W H A T   M A K E S   U S   D I F F E R E N T

Having worked in Uganda for over 8 years, we have learned from our past mistakes and upended the classic Western style of philanthropy. In order to revolutionize our approach, we have developed three bold models that will facilitate the achievement of our objectives.

Scholarship not Sponsorship
Through Action in Africa, you will not find an opportunity to sponsor an individual student in his or her studies. After years of selecting a handful of students and directly funding their education, we realized the inherent flaws in this system. Rather than benefiting the individual students, the program created a hierarchy in our partner schools and a sense of dependency amongst sponsorship recipients. Likewise, it did not empower the students or their families to play an active role in their education. In response to these problems, we have established a variety of scholarship funds that benefit a multitude of students. At the primary level, we provide one lump sum scholarship fund to St. Johnson’s Primary School that is used to lower tuition for the entire student body. Now instead of impacting a few students, we are responsible for providing a discounted education to 340+ primary school students.

Upon graduation from primary school, students are encouraged to go through our rigorous application process in order to be considered for a secondary school, vocational program, or University scholarship. In order to be considered, applicants not only have to apply, but they must also interview, maintain high grades in all subjects, have perfect attendance, and volunteer at The Center.

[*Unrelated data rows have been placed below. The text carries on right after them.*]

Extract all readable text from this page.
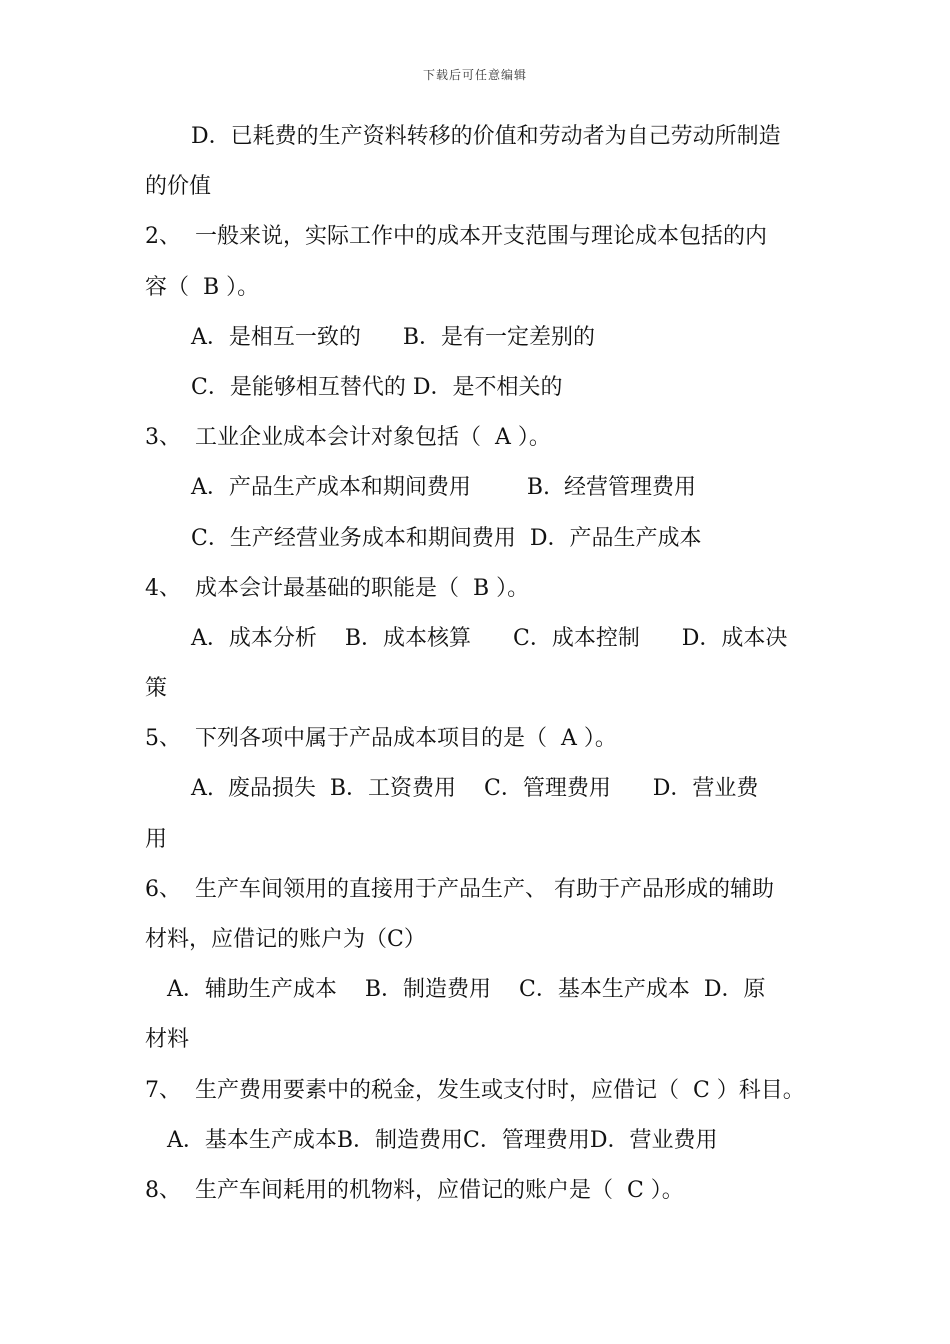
下载后可任意编辑
D．已耗费的生产资料转移的价值和劳动者为自己劳动所制造
的价值
2、  一般来说，实际工作中的成本开支范围与理论成本包括的内
容（  B ）。
A．是相互一致的      B．是有一定差别的
C．是能够相互替代的 D．是不相关的
3、  工业企业成本会计对象包括（  A ）。
A．产品生产成本和期间费用        B.  经营管理费用
C．生产经营业务成本和期间费用  D．产品生产成本
4、  成本会计最基础的职能是（  B ）。
A．成本分析    B．成本核算      C．成本控制      D．成本决
策
5、  下列各项中属于产品成本项目的是（  A ）。
A.  废品损失  B．工资费用    C．管理费用      D．营业费
用
6、  生产车间领用的直接用于产品生产、 有助于产品形成的辅助
材料，应借记的账户为（C）
A．辅助生产成本    B．制造费用    C．基本生产成本  D．原
材料
7、  生产费用要素中的税金，发生或支付时，应借记（  C ）科目。
A．基本生产成本B．制造费用C．管理费用D．营业费用
8、  生产车间耗用的机物料，应借记的账户是（  C ）。
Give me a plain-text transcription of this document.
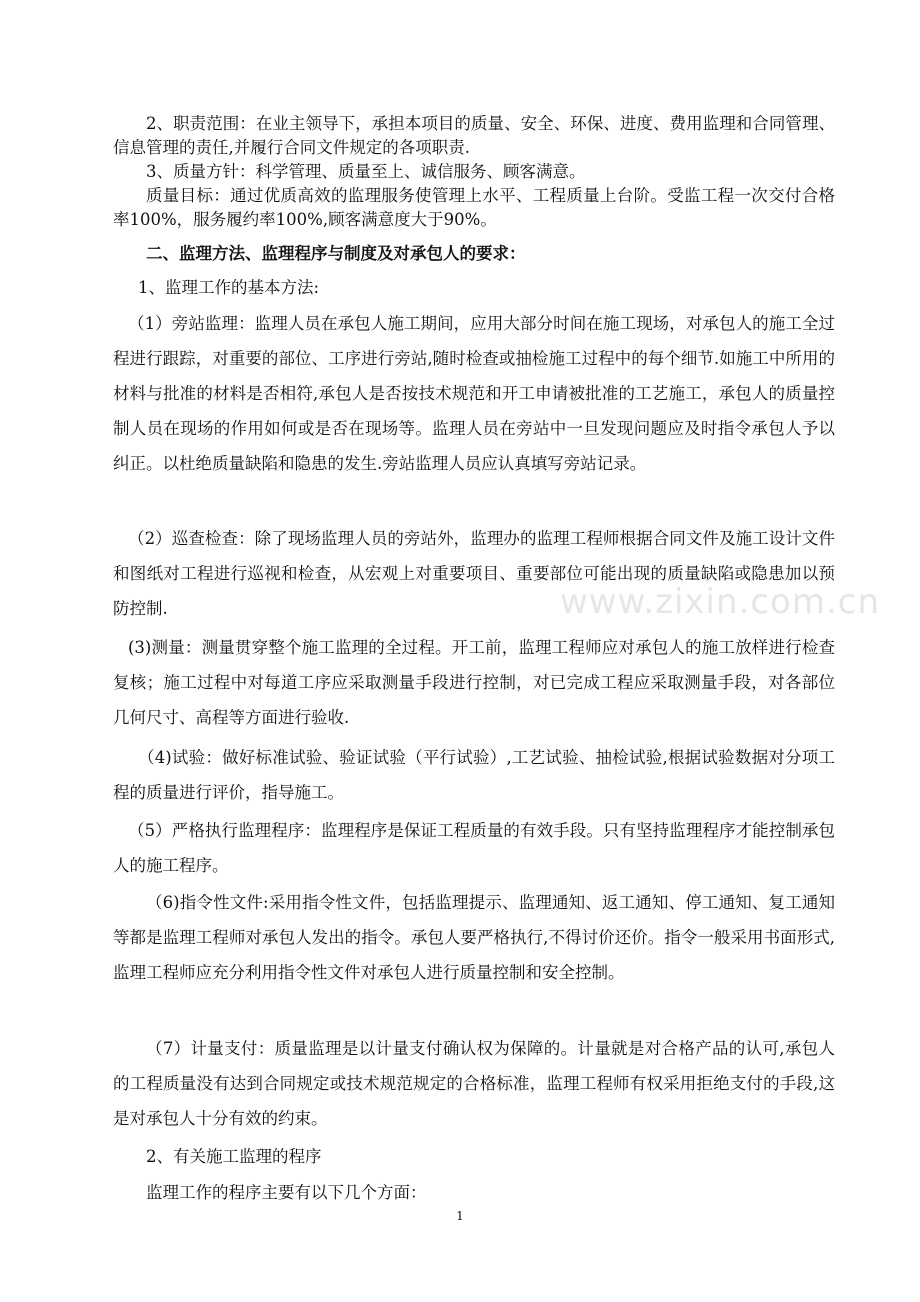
2、职责范围：在业主领导下，承担本项目的质量、安全、环保、进度、费用监理和合同管理、信息管理的责任,并履行合同文件规定的各项职责.

3、质量方针：科学管理、质量至上、诚信服务、顾客满意。

质量目标：通过优质高效的监理服务使管理上水平、工程质量上台阶。受监工程一次交付合格率100%，服务履约率100%,顾客满意度大于90%。

二、监理方法、监理程序与制度及对承包人的要求：

1、监理工作的基本方法:

（1）旁站监理：监理人员在承包人施工期间，应用大部分时间在施工现场，对承包人的施工全过程进行跟踪，对重要的部位、工序进行旁站,随时检查或抽检施工过程中的每个细节.如施工中所用的材料与批准的材料是否相符,承包人是否按技术规范和开工申请被批准的工艺施工，承包人的质量控制人员在现场的作用如何或是否在现场等。监理人员在旁站中一旦发现问题应及时指令承包人予以纠正。以杜绝质量缺陷和隐患的发生.旁站监理人员应认真填写旁站记录。

（2）巡查检查：除了现场监理人员的旁站外，监理办的监理工程师根据合同文件及施工设计文件和图纸对工程进行巡视和检查，从宏观上对重要项目、重要部位可能出现的质量缺陷或隐患加以预防控制.

(3)测量：测量贯穿整个施工监理的全过程。开工前，监理工程师应对承包人的施工放样进行检查复核；施工过程中对每道工序应采取测量手段进行控制，对已完成工程应采取测量手段，对各部位几何尺寸、高程等方面进行验收.

（4)试验：做好标准试验、验证试验（平行试验）,工艺试验、抽检试验,根据试验数据对分项工程的质量进行评价，指导施工。

（5）严格执行监理程序：监理程序是保证工程质量的有效手段。只有坚持监理程序才能控制承包人的施工程序。

（6)指令性文件:采用指令性文件，包括监理提示、监理通知、返工通知、停工通知、复工通知等都是监理工程师对承包人发出的指令。承包人要严格执行,不得讨价还价。指令一般采用书面形式,监理工程师应充分利用指令性文件对承包人进行质量控制和安全控制。

（7）计量支付：质量监理是以计量支付确认权为保障的。计量就是对合格产品的认可,承包人的工程质量没有达到合同规定或技术规范规定的合格标准，监理工程师有权采用拒绝支付的手段,这是对承包人十分有效的约束。

2、有关施工监理的程序

监理工作的程序主要有以下几个方面：

www.zixin.com.cn
1
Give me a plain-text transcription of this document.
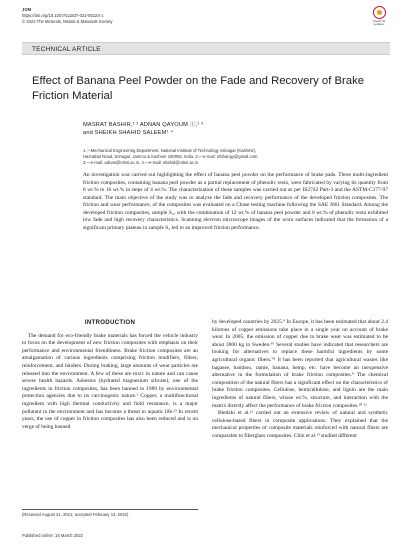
JOM
https://doi.org/10.1007/s11837-022-05223-1
© 2022 The Minerals, Metals & Materials Society	Check for updates
TECHNICAL ARTICLE
Effect of Banana Peel Powder on the Fade and Recovery of Brake Friction Material
MASRAT BASHIR,¹ ² ADNAN QAYOUM ⓘ,¹ ³
and SHEIKH SHAHID SALEEM¹ ⁴
1.—Mechanical Engineering Department, National Institute of Technology Srinagar (Kashmir),
Hazratbal Road, Srinagar, Jammu & Kashmir 190006, India. 2.—e-mail: mbhangy@gmail.com.
3.—e-mail: adnan@nitsri.ac.in. 4.—e-mail: shahid@nitsri.ac.in
An investigation was carried out highlighting the effect of banana peel powder on the performance of brake pads. Three multi-ingredient friction composites, containing banana peel powder as a partial replacement of phenolic resin, were fabricated by varying its quantity from 8 wt.% to 16 wt.% in steps of 4 wt.%. The characterization of these samples was carried out as per IS2742 Part-3 and the ASTM-C177-97 standard. The main objective of the study was to analyze the fade and recovery performance of the developed friction composites. The friction and wear performance, of the composites was evaluated on a Chase testing machine following the SAE J661 Standard. Among the developed friction composites, sample S₂, with the combination of 12 wt.% of banana peel powder and 6 wt.% of phenolic resin exhibited low fade and high recovery characteristics. Scanning electron microscope images of the worn surfaces indicated that the formation of a significant primary plateau in sample S₂ led to an improved friction performance.
INTRODUCTION

The demand for eco-friendly brake materials has forced the vehicle industry to focus on the development of new friction composites with emphasis on their performance and environmental friendliness. Brake friction composites are an amalgamation of various ingredients comprising friction modifiers, fillers, reinforcement, and binders. During braking, large amounts of wear particles are released into the environment. A few of these are toxic in nature and can cause severe health hazards. Asbestos (hydrated magnesium silicate), one of the ingredients in friction composites, has been banned in 1989 by environmental protection agencies due to its carcinogenic nature.¹ Copper, a multifunctional ingredient with high thermal conductivity and field resistance, is a major pollutant in the environment and has become a threat to aquatic life.²³ In recent years, the use of copper in friction composites has also been reduced and is on verge of being banned

by developed countries by 2025.⁴ In Europe, it has been estimated that about 2.4 kilotons of copper emissions take place in a single year on account of brake wear. In 2005, the emission of copper due to brake wear was estimated to be about 3800 kg in Sweden.⁵⁶ Several studies have indicated that researchers are looking for alternatives to replace these harmful ingredients by some agricultural organic fibers.⁷⁸ It has been reported that agricultural wastes like bagasse, bamboo, ramie, banana, hemp, etc. have become an inexpensive alternative in the formulation of brake friction composites.⁹ The chemical composition of the natural fibers has a significant effect on the characteristics of brake friction composites. Cellulose, hemicellulose, and lignin are the main ingredients of natural fibers, whose wt.%, structure, and interaction with the matrix directly affect the performance of brake friction composites.¹⁰ ¹¹

Bledzki et al.¹² carried out an extensive review of natural and synthetic cellulose-based fibers in composite applications. They explained that the mechanical properties of composite materials reinforced with natural fibers are comparable to fiberglass composites. Chin et al.¹³ studied different

(Received August 31, 2021; accepted February 13, 2022)
Published online: 15 March 2022
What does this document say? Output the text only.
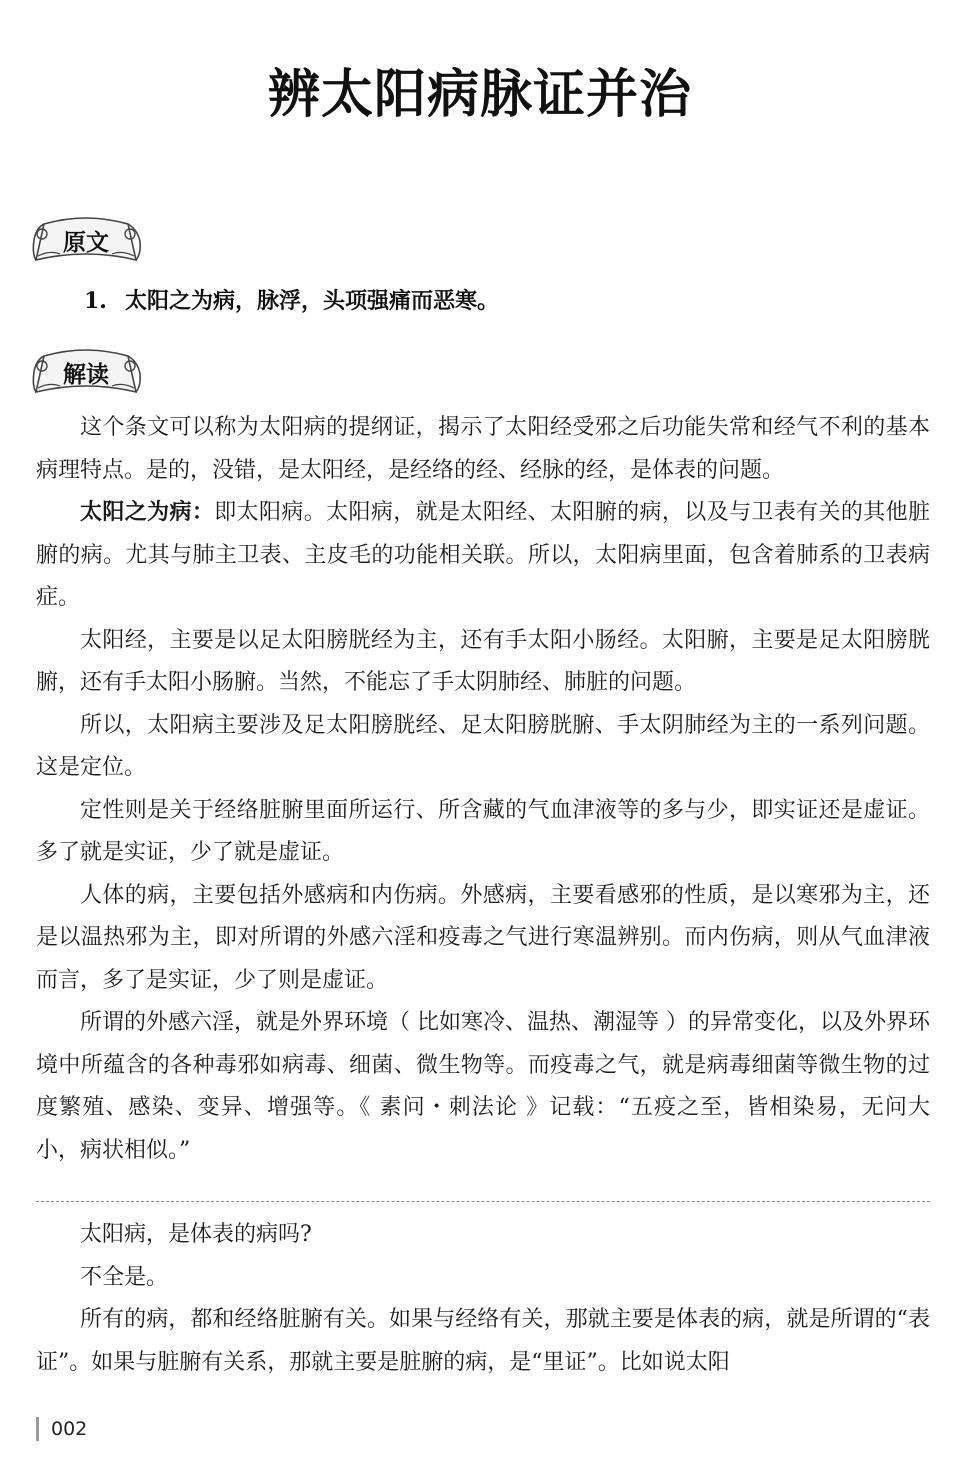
辨太阳病脉证并治
原文
1. 太阳之为病，脉浮，头项强痛而恶寒。
解读

这个条文可以称为太阳病的提纲证，揭示了太阳经受邪之后功能失常和经气不利的基本病理特点。是的，没错，是太阳经，是经络的经、经脉的经，是体表的问题。

太阳之为病：即太阳病。太阳病，就是太阳经、太阳腑的病，以及与卫表有关的其他脏腑的病。尤其与肺主卫表、主皮毛的功能相关联。所以，太阳病里面，包含着肺系的卫表病症。

太阳经，主要是以足太阳膀胱经为主，还有手太阳小肠经。太阳腑，主要是足太阳膀胱腑，还有手太阳小肠腑。当然，不能忘了手太阴肺经、肺脏的问题。

所以，太阳病主要涉及足太阳膀胱经、足太阳膀胱腑、手太阴肺经为主的一系列问题。这是定位。

定性则是关于经络脏腑里面所运行、所含藏的气血津液等的多与少，即实证还是虚证。多了就是实证，少了就是虚证。

人体的病，主要包括外感病和内伤病。外感病，主要看感邪的性质，是以寒邪为主，还是以温热邪为主，即对所谓的外感六淫和疫毒之气进行寒温辨别。而内伤病，则从气血津液而言，多了是实证，少了则是虚证。

所谓的外感六淫，就是外界环境（ 比如寒冷、温热、潮湿等 ）的异常变化，以及外界环境中所蕴含的各种毒邪如病毒、细菌、微生物等。而疫毒之气，就是病毒细菌等微生物的过度繁殖、感染、变异、增强等。《 素问・刺法论 》记载：“五疫之至，皆相染易，无问大小，病状相似。”

太阳病，是体表的病吗?

不全是。

所有的病，都和经络脏腑有关。如果与经络有关，那就主要是体表的病，就是所谓的“表证”。如果与脏腑有关系，那就主要是脏腑的病，是“里证”。比如说太阳

002
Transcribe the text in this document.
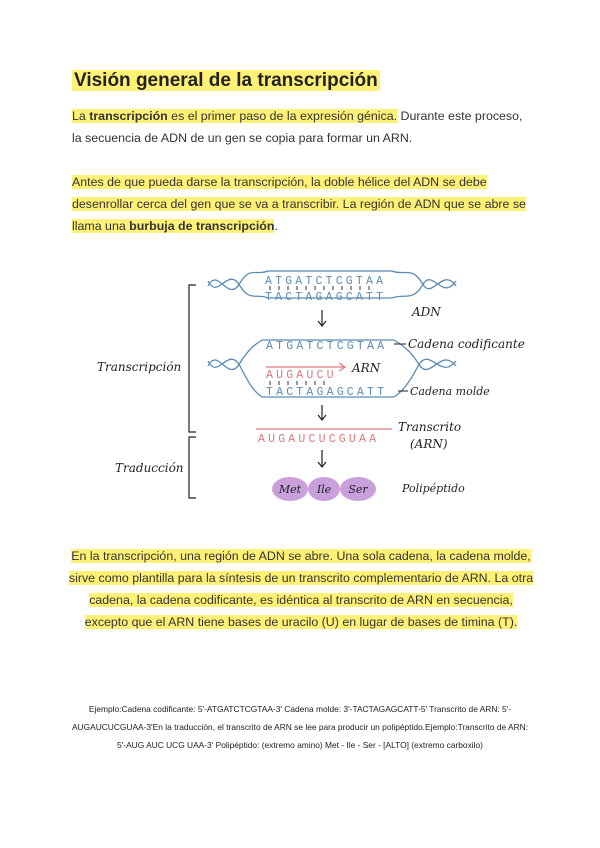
Visión general de la transcripción

La transcripción es el primer paso de la expresión génica. Durante este proceso, la secuencia de ADN de un gen se copia para formar un ARN.

Antes de que pueda darse la transcripción, la doble hélice del ADN se debe desenrollar cerca del gen que se va a transcribir. La región de ADN que se abre se llama una burbuja de transcripción.

ATGATCTCGTAA
TACTAGAGCATT
ADN
ATGATCTCGTAA
AUGAUCU
TACTAGAGCATT
Cadena codificante
ARN
Cadena molde
AUGAUCUCGUAA
Transcrito
(ARN)
Met Ile Ser	Polipéptido
Transcripción
Traducción

En la transcripción, una región de ADN se abre. Una sola cadena, la cadena molde, sirve como plantilla para la síntesis de un transcrito complementario de ARN. La otra cadena, la cadena codificante, es idéntica al transcrito de ARN en secuencia, excepto que el ARN tiene bases de uracilo (U) en lugar de bases de timina (T).

Ejemplo:Cadena codificante: 5'-ATGATCTCGTAA-3' Cadena molde: 3'-TACTAGAGCATT-5' Transcrito de ARN: 5'-AUGAUCUCGUAA-3'En la traducción, el transcrito de ARN se lee para producir un polipéptido.Ejemplo:Transcrito de ARN: 5'-AUG AUC UCG UAA-3' Polipéptido: (extremo amino) Met - Ile - Ser - [ALTO] (extremo carboxilo)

Since the shift from sponsorship to scholarship, we have seen a drastic difference in our students, their families, the schools we work with, and the communities we work in. For example, St. Johnson’s is now one of the most affordable primary schools in the village, leading to marked increase in student enrollment.

Zero Handouts
Many times we are offered supplies to distribute to the kids and their families. Whether it be shoes, clothes, electronics, etc., Action in Africa now avoids handing out supplies to individual students carte blanche, as this behavior has been quite harmful in the past, creating a cycle of dependency and lack of ownership. Instead, we have begun to generate reward-based services that have more of a lasting impact than just one item, which can be broken, sold, stolen, or out grown. For example, we now offer free HIV testing, uniform tailoring, after school programs, counseling services, and, simply an open door.
The supplies that we do collect are items that can be used by the general population at The Center, such as art supplies, sports equipment, school supplies, books, etc.

Community Generated Offerings
One of the most unique aspects of Action in Africa is our honesty and transparency. In the past, we have come to Uganda with ideas that seemed really great from a western perspective. Some of our initiatives worked, but many failed because we simply did not take the time to understand what the community needed. However, since we have begun to maintain a consistent presence on the ground and to open our ears to suggestions from the community, Action in Africa has thrived. Some examples include our kid’s after school programing, the Women to Women group, the adult English lessons, and the HIV testing clinics. Action in Africa implemented these offerings in response to real needs voiced by real people in the village who told us how we could help. Now those are some of our strongest programs in Uganda.